I’ve heard it used this way before. Once too often in fact. As I read the words I shuttered with exasperation. Though I sincerely believe many do not mean harm when using the passage in this way , I do believe they are causing it nonetheless. It comes from a general lack of understanding of how scripture works in context to convey meaning that’s the problem. I’m working hard here to give others the benefit of the doubt, knowing full well that too many have the scent of legalism to have had the riches of God’s grace lavished on them.
And even as I write this post, I can hear the legal mind saying, “but Jesus did say it.” So let me try to explain why using the passage this way is a distortion of the message John intended to convey. I pray all those who have ears to hear will read on.
The Passage Is Not About The Woman Caught in Adultery.

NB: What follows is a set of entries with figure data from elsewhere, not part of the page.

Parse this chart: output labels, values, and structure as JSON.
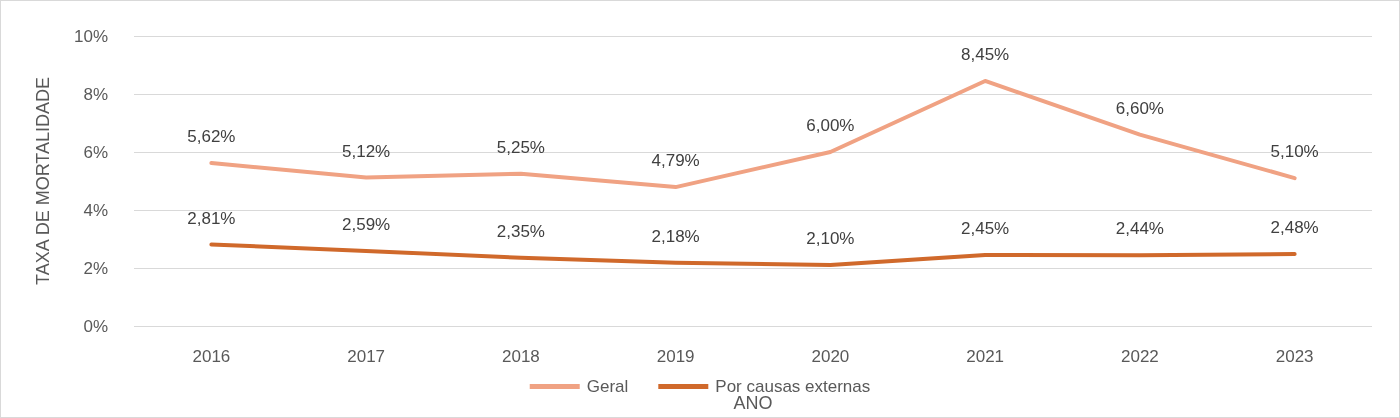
{
  "chart_data": {
    "type": "line",
    "xlabel": "ANO",
    "ylabel": "TAXA DE MORTALIDADE",
    "categories": [
      "2016",
      "2017",
      "2018",
      "2019",
      "2020",
      "2021",
      "2022",
      "2023"
    ],
    "series": [
      {
        "name": "Geral",
        "color": "#f0a283",
        "values": [
          5.62,
          5.12,
          5.25,
          4.79,
          6.0,
          8.45,
          6.6,
          5.1
        ],
        "value_labels": [
          "5,62%",
          "5,12%",
          "5,25%",
          "4,79%",
          "6,00%",
          "8,45%",
          "6,60%",
          "5,10%"
        ]
      },
      {
        "name": "Por causas externas",
        "color": "#d0692b",
        "values": [
          2.81,
          2.59,
          2.35,
          2.18,
          2.1,
          2.45,
          2.44,
          2.48
        ],
        "value_labels": [
          "2,81%",
          "2,59%",
          "2,35%",
          "2,18%",
          "2,10%",
          "2,45%",
          "2,44%",
          "2,48%"
        ]
      }
    ],
    "ylim": [
      0,
      10
    ],
    "yticks": [
      {
        "value": 0,
        "label": "0%"
      },
      {
        "value": 2,
        "label": "2%"
      },
      {
        "value": 4,
        "label": "4%"
      },
      {
        "value": 6,
        "label": "6%"
      },
      {
        "value": 8,
        "label": "8%"
      },
      {
        "value": 10,
        "label": "10%"
      }
    ],
    "grid": "y",
    "legend": "bottom",
    "marker": "none",
    "line_style": "solid"
  }
}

The significance of scripture is not in what it says, but how what it says contributes to what it means. Yes Jesus said it, but how does John intend for us to use it? It is a mistake to apply a single statement in scripture, particularly in this genre, unless the statement captures the passage’s meaning. A passage’s meaning is found in and limited by it’s context. The only way to get in the context is to find out what the author of the passage is talking about. You must find the author’s subject. An important note must also be given here. We are looking for the author’s subject and not the subject of the characters the author is writing about. In order to accomplish this we must listen closely to the author; in this case John. The Problem with Listening to Jesus.

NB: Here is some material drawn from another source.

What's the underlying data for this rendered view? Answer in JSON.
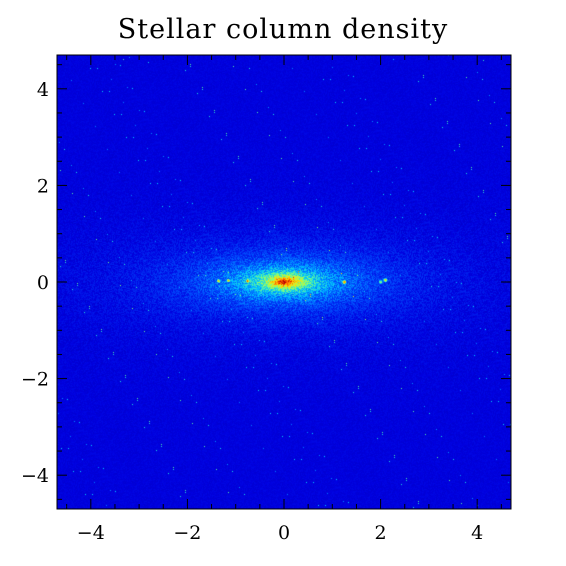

The Passage Is About Jesus’ Test
John tells us that scribes and Pharisees interrupt Jesus’ teaching in the temple, bringing a woman caught in the very act of adultery. What is key, is John tells us their motive for bringing her is not to protect the holiness of the community, but to put Jesus to the test and find grounds to accuse Him. I don’t know if they knew enough about Jesus to know He would not participate in the ugly spectacle of a pubic stoning of a women half responsible for a full act of adultery (the law said both the man and the woman were to be stoned), or if they thought they could enter into a legal debate about the law to expose Him as a law breaker. Either way, the passage is not about the woman, but about the test. Will He pass or not? And that’s where the meaning will be found. This is not about whether Jesus will be hard or soft on sin, it’s about whether the legal experts will be able to trap Jesus on a question about sin.

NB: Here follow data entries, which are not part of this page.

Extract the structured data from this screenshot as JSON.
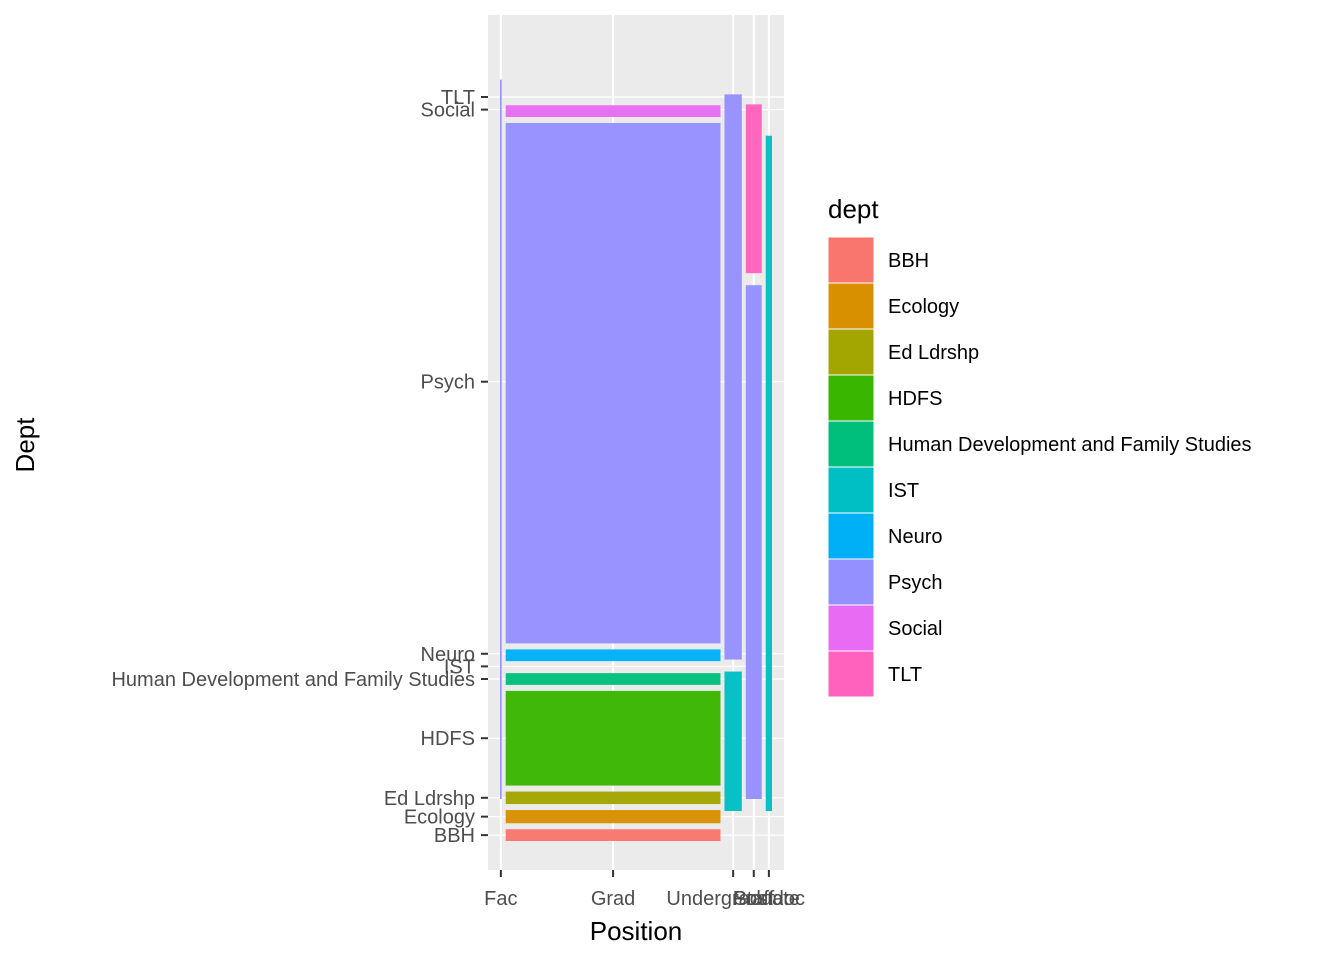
{
  "chart_data": {
    "type": "mosaic",
    "xlabel": "Position",
    "ylabel": "Dept",
    "legend_title": "dept",
    "legend_position": "right",
    "grid": true,
    "x_categories": [
      "Fac",
      "Grad",
      "Undergraduate",
      "Staff",
      "Postdoc"
    ],
    "column_shares": [
      0.006,
      0.755,
      0.061,
      0.056,
      0.022
    ],
    "y_categories": [
      "BBH",
      "Ecology",
      "Ed Ldrshp",
      "HDFS",
      "Human Development and Family Studies",
      "IST",
      "Neuro",
      "Psych",
      "Social",
      "TLT"
    ],
    "colors": {
      "BBH": "#F8766D",
      "Ecology": "#D89000",
      "Ed Ldrshp": "#A3A500",
      "HDFS": "#39B600",
      "Human Development and Family Studies": "#00BF7D",
      "IST": "#00BFC4",
      "Neuro": "#00B0F6",
      "Psych": "#9590FF",
      "Social": "#E76BF3",
      "TLT": "#FF62BC"
    },
    "series": [
      {
        "position": "Fac",
        "shares": [
          0.0,
          0.0,
          0.0,
          0.0,
          0.0,
          0.0,
          0.0,
          0.98,
          0.0,
          0.0
        ]
      },
      {
        "position": "Grad",
        "shares": [
          0.016,
          0.018,
          0.017,
          0.129,
          0.016,
          0.0,
          0.016,
          0.709,
          0.016,
          0.0
        ]
      },
      {
        "position": "Undergraduate",
        "shares": [
          0.0,
          0.0,
          0.0,
          0.0,
          0.0,
          0.19,
          0.0,
          0.77,
          0.0,
          0.0
        ]
      },
      {
        "position": "Staff",
        "shares": [
          0.0,
          0.0,
          0.0,
          0.0,
          0.0,
          0.0,
          0.0,
          0.7,
          0.0,
          0.23
        ]
      },
      {
        "position": "Postdoc",
        "shares": [
          0.0,
          0.0,
          0.0,
          0.0,
          0.0,
          0.92,
          0.0,
          0.0,
          0.0,
          0.0
        ]
      }
    ]
  }
}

Jesus Refuses to Play The Legal Game
I love this passage because John says that Jesus refuses to play their game. It should be a simple question. Yes or No? Stone or not? But according to John, Jesus stoops and begins to write on the ground, completely ignoring their question. It’s only after they persist in asking that Jesus straightens to address them. We all know by now what John reports. Jesus said the one who is without sin can begin the rock throwing. All it would have taken was one, and the rest of the sinners could join the stoning. The First Stone. But when they heard His answer, knowing they failed in their attempt to trap Him, they all went away, betrayed by their own sinfulness. The stoning of the woman was secondary in their motives anyway, according to John’s narration.
Here is where the meaning becomes significant for the reader. Jesus refused to publicly play the legal game of do we condemn or do we condone, when it really wasn’t about the woman’s adultery. But for the reader, the test that the scribes and Pharisees introduced is still on the table. Now that He is alone with the woman, will He condemn her? Will he stone her or will He condone her sin? The law did say that she should be stoned. Listen to what happened.
10 Straightening up, Jesus said to her, “Woman, where are they? Did no one condemn you?” 11 She said, “No one, Lord.” And Jesus said, “I do not condemn you, either. Go. From now on sin no more.”
Even Our Grenade Is Grace In His Hands
Only those with clean hands can throw stones.Tweet
Jesus could have condemned her. He was the only one there who could. Yet in an incredible act of grace, He chose not to. The woman had been caught in the very act of sin. And apart from the hypocritical legal experts who tried to use her, Jesus pardoned the guilty and sent her on her way to sin no more. In the ears of the guilty who deserve death for their sins, even the “go and sin no more,” must sound like a grand gesture of mercy. In fact, it was.
Being pardoned when we deserve death and being told to go and sin no more is not a warning, its an invitation to new life and transformation by grace.Tweet
I image you’ve guessed in these types of discussions I error on the side of grace. Does that make me soft on sin? I don’t believe so. I know very well the wages of sin is death, but I have experienced the gift of God; eternal in Christ Jesus. I deserved death but He pardoned me and sent me on my way with the loving command to sin no more. But His perfect love cast out all fear, for fear involves punishment. I don’t believe I condone sin, but I refuse to publicly play the legal game, privately I point people to the one who can pardon, and I know I’m not worthy to cast the first stone.